In 2000 verkocht Edgar Bronfman Jr. het meerderheidsbelang in de amusementsdivisie van Seagram aan Vivendi, en de drankendivisie aan Pernod Ricard en Diageo. Tegen de tijd dat Vivendi begon met het veilen van Seagram’s drankenactiviteiten, bestond de eens zo gerenommeerde onderneming uit ongeveer 250 drankmerken en merkextensies, naast de oorspronkelijke high-profile merknamen.
In 2002 verwierf The Coca-Cola Company de lijn van Seagram’s mixers (ginger ale, tonic water, club soda en seltzer water) van Pernod Ricard en Diageo, en tekende tevens een langetermijnovereenkomst voor het gebruik van de naam Seagram van Pernod Ricard. Bovendien is een licentie van Pernod Ricard voor de productie van Seagram’s Cooler Escapes en Seagram’s moutdrankmerken sinds 2009 in handen van North American Breweries (voorheen KPS).
Op 19 april 2006 kondigde Pernod Ricard aan dat zij de voormalige Seagram-distilleerderij in Lawrenceburg, Indiana, zouden sluiten. In plaats daarvan werd de distilleerderij in 2007 echter verkocht aan CL Financial, een in Trinidad en Tobago gevestigde holding die vervolgens instortte en overheidsinterventie nodig maakte. Zij exploiteerden de distilleerderij als Lawrenceburg Distillers Indiana. In december 2011 werd de distilleerderij gekocht door MGP Ingredients, met hoofdkantoor in Atchison, Kansas. Het staat nu bekend als MGP of Indiana, en blijft de bron van de componenten van Seagram’s Seven Crown, nu eigendom van Diageo.
In een interview uit 2013 met The Globe and Mail, verklaarde Charles Bronfman (oom van Edgar Jr.) over de beslissingen die leidden tot de ondergang van Seagram: “Het was een ramp, het is een ramp, het zal een ramp zijn.

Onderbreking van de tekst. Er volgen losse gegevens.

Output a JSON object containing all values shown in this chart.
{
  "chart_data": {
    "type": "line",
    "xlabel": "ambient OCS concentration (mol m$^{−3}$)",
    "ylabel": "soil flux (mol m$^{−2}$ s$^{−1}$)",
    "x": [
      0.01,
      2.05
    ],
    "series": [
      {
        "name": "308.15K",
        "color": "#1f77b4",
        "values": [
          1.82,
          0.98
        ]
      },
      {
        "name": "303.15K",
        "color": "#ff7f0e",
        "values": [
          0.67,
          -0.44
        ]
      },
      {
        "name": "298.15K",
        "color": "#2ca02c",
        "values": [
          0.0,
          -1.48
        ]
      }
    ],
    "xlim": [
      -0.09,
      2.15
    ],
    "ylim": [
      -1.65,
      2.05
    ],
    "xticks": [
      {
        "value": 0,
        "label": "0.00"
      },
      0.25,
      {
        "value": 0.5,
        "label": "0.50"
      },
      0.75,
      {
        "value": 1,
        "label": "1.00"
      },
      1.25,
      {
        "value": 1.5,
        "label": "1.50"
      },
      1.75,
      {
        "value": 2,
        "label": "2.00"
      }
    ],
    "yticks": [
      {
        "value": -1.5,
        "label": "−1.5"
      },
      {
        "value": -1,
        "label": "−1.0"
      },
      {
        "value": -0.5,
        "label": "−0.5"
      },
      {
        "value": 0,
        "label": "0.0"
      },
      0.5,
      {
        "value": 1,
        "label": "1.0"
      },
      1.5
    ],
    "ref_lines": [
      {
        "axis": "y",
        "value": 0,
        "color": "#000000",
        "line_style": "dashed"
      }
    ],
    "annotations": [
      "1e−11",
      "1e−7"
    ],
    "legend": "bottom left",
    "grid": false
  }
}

Het was een familietragedie.”
In 1997 werd het Seagram Museum, voorheen de originele Seagram distilleerderij in Waterloo, Ontario, gedwongen te sluiten wegens gebrek aan fondsen. Het gebouw is nu de thuisbasis van het Centre for International Governance Innovation, evenals Shopify. De twee oorspronkelijke vatenhuizen zijn nu de Seagram Lofts condominiums. Er was bijna 5 acres (2,0 ha) open land, waarop vervolgens de Balsillie School of International Affairs werd gebouwd; de bouw begon in 2009, en werd voltooid in 2010.